I also need to mention Striders in all of this as having that place to go very week knowing that you had that support really helped, I did my first long run of a 9 mile muster run with the bandstanders one sunny Sunday and that set my pace for the coming weeks. I also has a few good chats on that Sunday along the way and each and everyone of them said how I’d be fine on the day and be ready for Southport there support was there throughout even on the day hearing someone shout `Strider’ was all I needed to keep going.

 

So raceday approached and I had trained to plan all week and felt really confident if anything I couldn’t wait for it to arrive. I prepped well the night before eating what felt like my body weight in pasta (I never eat pasta) but my coach said it was allowed!!

 

 

The morning of the race again no nerves just imaging getting to the finish line and actually running further than I ever had before, I’d checked the weather all week and knew it was set to be a hot one so I’d packed energy gels, race belt and two water bottles with electrolyte and magnesium tablets, as it was my first half marathon I was purely going on instinct. Despite a slight incident with some off milk I was fuelled and ready to go.

 

I’d arrived in Southport very early so I had plenty of time to walk around and check out the surroundings, along the walk I passed the 11 mile marker and that was the first time I wondered if I’d reach that point. Then time passed and it was 30 minutes until the start so headed down to race hq to enjoy the build up and get ready for the race.
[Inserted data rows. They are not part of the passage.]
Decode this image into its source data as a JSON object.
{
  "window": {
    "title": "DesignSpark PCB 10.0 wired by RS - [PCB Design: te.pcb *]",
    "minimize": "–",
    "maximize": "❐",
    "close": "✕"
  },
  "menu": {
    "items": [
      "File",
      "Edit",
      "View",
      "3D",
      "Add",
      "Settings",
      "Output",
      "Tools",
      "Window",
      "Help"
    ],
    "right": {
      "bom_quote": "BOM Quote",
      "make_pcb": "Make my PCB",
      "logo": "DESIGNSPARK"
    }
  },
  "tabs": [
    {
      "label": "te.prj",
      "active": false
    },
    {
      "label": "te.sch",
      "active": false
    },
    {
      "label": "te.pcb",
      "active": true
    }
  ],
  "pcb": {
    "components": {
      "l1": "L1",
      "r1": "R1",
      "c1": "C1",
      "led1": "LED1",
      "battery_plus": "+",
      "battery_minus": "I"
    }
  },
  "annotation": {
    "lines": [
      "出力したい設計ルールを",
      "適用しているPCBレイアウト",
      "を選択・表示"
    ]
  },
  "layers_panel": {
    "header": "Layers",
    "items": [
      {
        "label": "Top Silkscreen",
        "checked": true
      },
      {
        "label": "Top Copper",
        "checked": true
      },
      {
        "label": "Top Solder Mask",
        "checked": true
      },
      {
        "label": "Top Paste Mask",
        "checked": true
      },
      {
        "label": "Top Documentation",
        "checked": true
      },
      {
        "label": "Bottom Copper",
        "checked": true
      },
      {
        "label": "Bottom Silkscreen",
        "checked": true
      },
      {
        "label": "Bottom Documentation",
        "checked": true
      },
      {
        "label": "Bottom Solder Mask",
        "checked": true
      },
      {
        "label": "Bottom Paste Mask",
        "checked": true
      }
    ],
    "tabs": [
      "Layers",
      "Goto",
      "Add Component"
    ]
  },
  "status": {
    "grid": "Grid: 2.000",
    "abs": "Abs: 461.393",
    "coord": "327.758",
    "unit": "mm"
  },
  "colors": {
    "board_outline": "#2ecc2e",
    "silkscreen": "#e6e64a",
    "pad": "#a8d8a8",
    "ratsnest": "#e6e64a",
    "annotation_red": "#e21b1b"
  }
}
Although I hadn’t decided on a finish time 2hrs and 30mins had stuck in my mind and based on my training pace it seemed possible?
If the nerves weren’t starting to kick in just before 9 they certainly were when the delay came and we didn’t start until 9:15!! Then we were off, steady pace and my only aim was to get around and finish without getting too dehydrated, needing to stop and pee (which I’d did at the first water station) or possibly fall and hurt myself. So I took it slow and eventually made it up towards the coast road which I’m sure anyone who has ran it knows it’s a test when you are running straight ahead with no idea were the road might end. Before I knew it we hit water station 2 and was heading towards the 8 mile mark, that quickly went and we hit 9 miles…that was the test. I’d never ran further than 9 miles so it was a case of my legs felt heavy and the sun seemed to get hotter, but I knew at that point I was hitting new ground so I had to keep going, I also still felt like I had much more in the tank. We hit water station 3 and then it was around the lake and back up towards that 11 mile marker.

 

I’d been lucky with lots of advice along the way so had taken on energy gels, salt tablets and lots of water although at this point I was throwing the water over me to cool down it was one hot day!!
There is was the 11 mile mark god it felt good, after that it was another long coast road and then we could hear the drums in the Park…the finish line was insight.

 

We passed 12 miles and it was time to go for gold and up the pace, I wasn’t really looking for an epic finish I just wanted to get to the finish.
The final run through the Park felt like the longest mile ever! But everyone was cheering and shouting support and it felt amazing, so there it was the clock I could see it was 2:14:24ish and I’d finish in less than 2:15, official time 2:12:49.

 

 

Not only is it a relief when you reach that point but it’s also euphoric as you’ve had that goal in your mind throughout the training and then the moment is here and you don’t want to forget it.
I’m really grateful for all the support I had along the way, my best friend Gracie who ran on all my runs even when I didn’t want to run at all. Also for my coach and striders for making me love running and having the confidence to enjoy it.